I bought a car 18 months ago on a finance deal which should last for five years but I'm finding it a bit difficult with the payments though I haven't missed any of them.
Can you tell me if I can I hand the car back after paying so much of the agreement?
Yes, check through the finance agreement in fine detail. There will be a point at which if you have paid a certain amount of instalments, you can then - but not before then -hand the car back and have no further liability. But if you can't find that clause, take the agreement to a lawyer or Citizens Advice Bureau and ask for assistance.
COULD you please give me some advice about a house that was left to us by my late parents. There are four of us in total, all due one equal share but the problem is one party does not want to sell. Does that mean the other three can overrule this?
Yes they can, though not of their own volition. If they tried to sell, a buyer's solicitor would insist on all four signing. The way you overcome this impasse is to take the refusing sibling to court by an action of division and sale. This will result in the sheriff ordering that the house be sold and the proceeds divided equally, though the refusing child will likely be liable for the court costs and this would be deducted from his/her share. I hope that if confronted with this possibility, the difficult one will back down before such action needs to be taken.

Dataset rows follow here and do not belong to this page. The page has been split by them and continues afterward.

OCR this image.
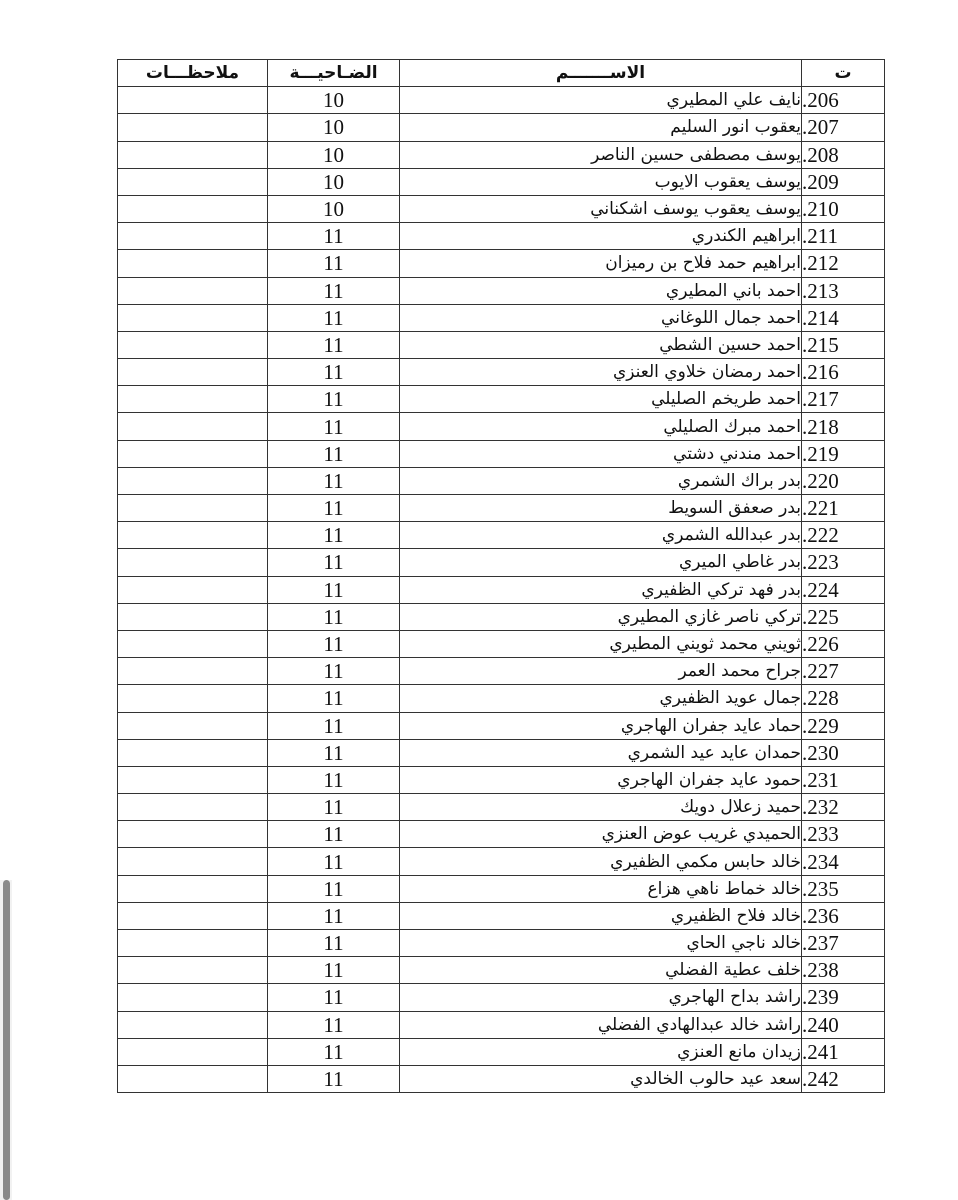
ملاحظـــات	الضـاحيـــة	الاســـــــم	ت
	10	نايف علي المطيري	.206
	10	يعقوب انور السليم	.207
	10	يوسف مصطفى حسين الناصر	.208
	10	يوسف يعقوب الايوب	.209
	10	يوسف يعقوب يوسف اشكناني	.210
	11	ابراهيم الكندري	.211
	11	ابراهيم حمد فلاح بن رميزان	.212
	11	احمد باني المطيري	.213
	11	احمد جمال اللوغاني	.214
	11	احمد حسين الشطي	.215
	11	احمد رمضان خلاوي العنزي	.216
	11	احمد طريخم الصليلي	.217
	11	احمد مبرك الصليلي	.218
	11	احمد مندني دشتي	.219
	11	بدر براك الشمري	.220
	11	بدر صعفق السويط	.221
	11	بدر عبدالله الشمري	.222
	11	بدر غاطي الميري	.223
	11	بدر فهد تركي الظفيري	.224
	11	تركي ناصر غازي المطيري	.225
	11	ثويني محمد ثويني المطيري	.226
	11	جراح محمد العمر	.227
	11	جمال عويد الظفيري	.228
	11	حماد عايد جفران الهاجري	.229
	11	حمدان عايد عيد الشمري	.230
	11	حمود عايد جفران الهاجري	.231
	11	حميد زعلال دويك	.232
	11	الحميدي غريب عوض العنزي	.233
	11	خالد حابس مكمي الظفيري	.234
	11	خالد خماط ناهي هزاع	.235
	11	خالد فلاح الظفيري	.236
	11	خالد ناجي الحاي	.237
	11	خلف عطية الفضلي	.238
	11	راشد بداح الهاجري	.239
	11	راشد خالد عبدالهادي الفضلي	.240
	11	زيدان مانع العنزي	.241
	11	سعد عيد حالوب الخالدي	.242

I bought a shirt that was wrapped, but when I got it home and took off all the pins and bits of cardboard, I realised that it is a slim fitting shirt and too tight, even though it is the right collar size. After a bit of discussion the shop took it back but the lady said they didn't need to and could have insisted I keep it.
The assistant is absolutely right. I am assuming you didn't read the packaging before you bought the shirt. If it had been the wrong shirt and not as described, or had been imperfect in some way you would have had an automatic right to refund or replacement at your choice. Although shops can choose to have a returns policy, the law does not insist on this, and indeed you should check that before you buy.
I bought a flat, which turned out to have extensive dry rot. I did not get the property surveyed myself, but used the seller's home report. Can I make a claim against the seller, or the surveyor?
You have no claim against the vendor - caveat emptor, let the buyer beware. The surveyor, however, might be liable, even though they carried out the survey in the home report for the seller. Buyers are allowed to rely on this information, and if the surveyor has been negligent, you can make a claim.